Often the animal is in shock and our first priority is to provide them with shock therapy and pain relief. An amazing fact in dealing with animals is that they do not always show extreme pain; dogs will walk into the practice on 3 legs, with the injured one dangling at very odd angles, leading people to assume it isn’t painful. Cats are frequently thought to be fine as they are purring – in obviously painful situations it is better to think of this as being their equivalent of groaning.

 

Once the animal is treated for the pain and shock, it is necessary to get good x-rays of the injury – this is for 2 reasons; firstly it allows us to assess the injury and the best method of repair, and secondly it allows us to give the owner an accurate idea of how much it will cost to repair.

 

Three methods of repair are available at Clutha Vets – casting, pinning and plating; which method is used depends on the fracture and its location.
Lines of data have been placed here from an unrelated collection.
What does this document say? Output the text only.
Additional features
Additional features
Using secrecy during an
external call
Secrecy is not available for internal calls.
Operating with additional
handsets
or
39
Occasionally simply confining the animal to prevent them moving around too much can heal the fracture; this is commonly used for pelvic fractures in cats – the veterinary equivalent of bed rest!

 

Only very simple and non-displaced fractures below the knee or the elbow are suitable to cast, and even then it is not often the best method.

 

Pinning can be used in simple fractures where the animal is small enough for us to fit a pin – it is essential that the pin fills the cavity of the bone, otherwise the fracture may move and stop healing from occurring. Pins nearly always require removal once the callous has formed and the bone is healing well.

 

Plating is the preferred method for many fractures – if there are fragments present, it is a large animal or there is involvement of a joint, are all situations where plating is best.

 

Prevention of fractures is our preferred treatment! A considerable number of fractures that we see could have been prevented with some foresight (a much rarer beast than hindsight!).